For an evening and a day in early Summer, I had the opportunity to be a data journalist. Usually I am a journalist who writes about data, so I jumped at the chance to spend a bit of time at the coal face and see exactly what is involved in a data hack.
I heard that Open Contracting Partnership was organising a data hack on "Digging public procurement in the UK". It sounded intriguing, so I signed up. Thankfully, attendees didn’t need to have prior coding experience which was great for me - instead of saying "angle brackets", I usually make a sideways V sign with my fingers. I turned up to an office in North London one evening armed with my laptop and a inquisitive mind.
It began with several short presentations. Open Contracting Partnership is a non-profit that advocates for governments to open up the data they hold on public contracts. Senior advocacy manager, Hera Hussein, explained that $9.5 trillion is spent by governments annually in public contracting and that with big money comes big corruption risks. Open contracting, she said, is a step towards efficiency, modernisation, business integrity and avoiding corruption.
It was interesting to find out that the NFP already works with 30 governments around the world, including the UK, Colombia, Mexico and Nigeria. The UK has often been heralded as a world leader for open data and Hussein said that the UK was an early adopter of open procurement practices. However, there is always room for improvement . The Edinburgh tram saga is a case where more transparency would have been useful. It was heartening to see that it is not only countries in the global North that are making steps towards being more open, transparent and fair, as this example from Colombia illustrates.
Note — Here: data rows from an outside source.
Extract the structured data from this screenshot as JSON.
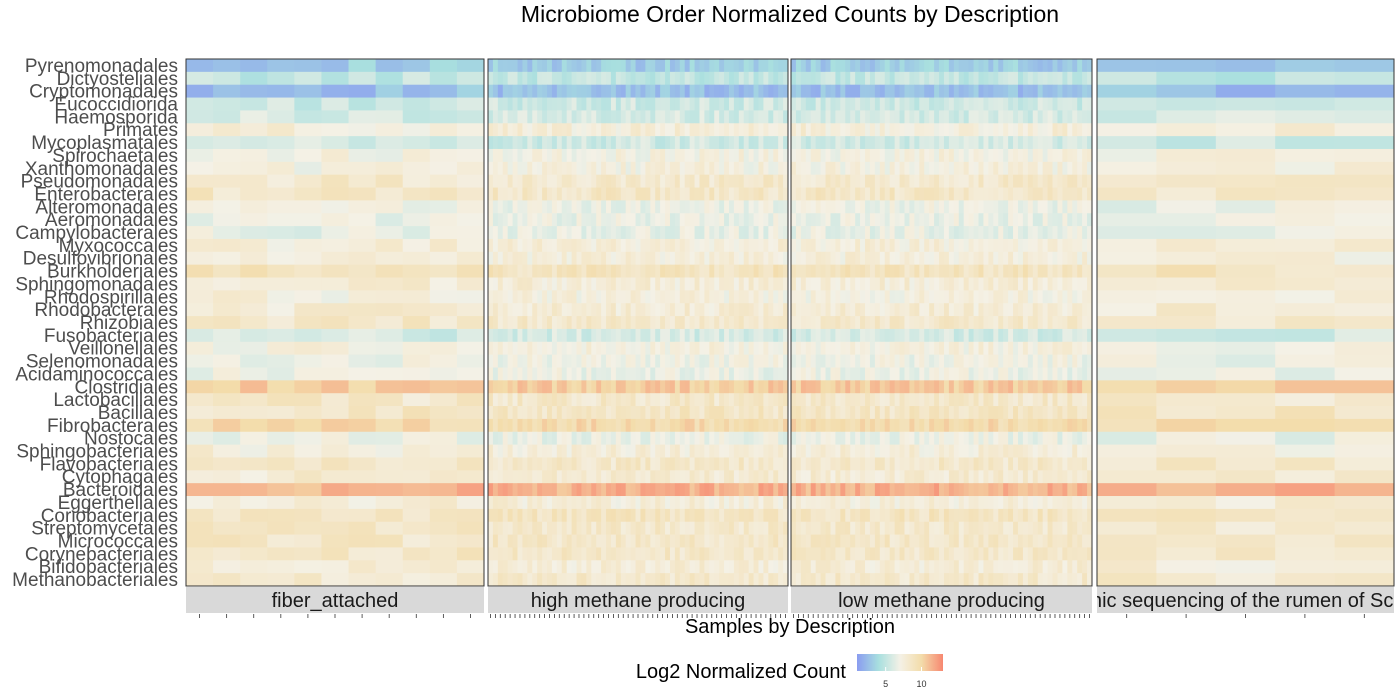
{
  "chart_data": {
    "type": "heatmap",
    "title": "Microbiome Order Normalized Counts by Description",
    "xlabel": "Samples by Description",
    "legend": {
      "title": "Log2 Normalized Count",
      "ticks": [
        5,
        10
      ],
      "range": [
        1,
        13
      ],
      "colors": [
        "#8a9cf0",
        "#a8dfdf",
        "#f4f1e6",
        "#f3dcaa",
        "#f78770"
      ]
    },
    "rows": [
      "Pyrenomonadales",
      "Dictyosteliales",
      "Cryptomonadales",
      "Eucoccidiorida",
      "Haemosporida",
      "Primates",
      "Mycoplasmatales",
      "Spirochaetales",
      "Xanthomonadales",
      "Pseudomonadales",
      "Enterobacterales",
      "Alteromonadales",
      "Aeromonadales",
      "Campylobacterales",
      "Myxococcales",
      "Desulfovibrionales",
      "Burkholderiales",
      "Sphingomonadales",
      "Rhodospirillales",
      "Rhodobacterales",
      "Rhizobiales",
      "Fusobacteriales",
      "Veillonellales",
      "Selenomonadales",
      "Acidaminococcales",
      "Clostridiales",
      "Lactobacillales",
      "Bacillales",
      "Fibrobacterales",
      "Nostocales",
      "Sphingobacteriales",
      "Flavobacteriales",
      "Cytophagales",
      "Bacteroidales",
      "Eggerthellales",
      "Coriobacteriales",
      "Streptomycetales",
      "Micrococcales",
      "Corynebacteriales",
      "Bifidobacteriales",
      "Methanobacteriales"
    ],
    "row_base_values": [
      3.2,
      5.0,
      2.6,
      5.5,
      5.8,
      7.6,
      5.6,
      7.2,
      7.3,
      8.2,
      8.5,
      6.8,
      6.7,
      6.6,
      7.6,
      7.5,
      8.9,
      7.7,
      7.4,
      7.8,
      8.3,
      5.8,
      7.3,
      6.9,
      6.8,
      10.5,
      8.3,
      8.6,
      9.8,
      6.7,
      7.6,
      8.3,
      7.9,
      11.5,
      7.6,
      8.7,
      8.3,
      8.4,
      8.4,
      7.7,
      8.2
    ],
    "facets": [
      {
        "label": "fiber_attached",
        "samples": 11
      },
      {
        "label": "high methane producing",
        "samples": 61
      },
      {
        "label": "low methane producing",
        "samples": 61
      },
      {
        "label": "Metagenomic sequencing of the rumen of Scottish cattle",
        "samples": 5
      }
    ]
  }
}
Bogota has cut out intermediaries and now buys directly from specialist producers.
When the mayor and education secretary of the Colombian capital Bogota adopted an open contracting approach, they uncovered inefficiency in the procurement of food for the city’s school children. As a result, they were able to push through reforms and implement a smarter tendering process. They discovered they were spending 8p per banana instead of the budgeted 4p. They have since cut out the intermediaries and now buy directly from specialist producers, the number of which increased from 14 to 46.
We were then introduced to the resources we would be using. We met the head of transparency in procurement at Crown Commercial Service, as well as the partnerships and engagement manager at 360Giving, which aims to make UK grant-making more open. We were also introduced to the founder of Spend Network, which has a database on how much central government departments and local authorities spend with particular contractors, and also the project co-ordinator of OpenOwnership, a project that is building an open register of global beneficial ownership - by opening up this data, you can get to see who is pulling the strings of an organisati
Having been given context on the sources we could use in our search for interesting information and stories, we brainstormed possible story topics. The following day, we 16 participants split into three groups and I decided to join the group that would find a story within the Panama Papers - a leak of 11.5 million documents mostly relating to the clients of law firm Mossack Fonseca. They revealed the offshore trusts and business interests that some of the rich and famous would have preferred to stay under wraps. The question we sought to answer was, do any of the companies listed in the Panama Papers receive money through UK government contracts?
The first thing was to download the Panama Papers dataset from the ICIJ website and extract a list of UK-based companies by writing in Python script. We found that between 650 and 660 companies in the data set were registered in Great Britain.
We then used Google Big Query - a programme in which you can write SQL to do searches. Some say that SQL is easier and more intuitive than Python. In Google Big Query, one can search or request the same columns from different tables. Python can also be used, but that language looks more computer science-y.
We had to think about the line between suspicious and incriminating. Were we even able to make those judgements?
Using Python, we looked for companies that were both in the Panama Papers data set and the top 1,000 government spending recipients. We found four companies. The results were sense checked, so for example public corporations were excluded, leaving three.
We used the data in Spend Network to get a list of organisations that were paying out to these companies and how much these transactions were worth. We then had to think about the line between suspicious and incriminating. Were we even able to make those judgements? Was this a case to be investigated further?
Looking at OpenOpps - which publishes tenders from around the world - we searched the time period only for transactions and revenue. We then investigated the anomalous results by looking at Contracts Finder data in Big Query to see if there were any contracts that correlated to any anomalous results.
The ability to do data was only one aspect of the process.
We also used AppGov to search for the specific payments and looked up the contextual data connected to them. We did find something curious. On AppGov, we saw that one of the three companies had a ten-fold increase in the number of government transactions and also a steep increase in revenue from one month to the next. Approximately a year later, instead of receiving money from the government, cash flowed in the opposite direction. The investigation could have continued and the story developed, had there been the time to make a Freedom of Information request to understand the anomaly.
What I learnt from the experience was that the ability to do data was only one aspect of the process. It takes different people with different ideas to make suggestions of what paths we should probe into further. And everyone has something to contribute. One person in my group had a PhD in biomedical science. I also learnt that doing data appeals to my nosey side and can be very satisfying when you find out something juicy.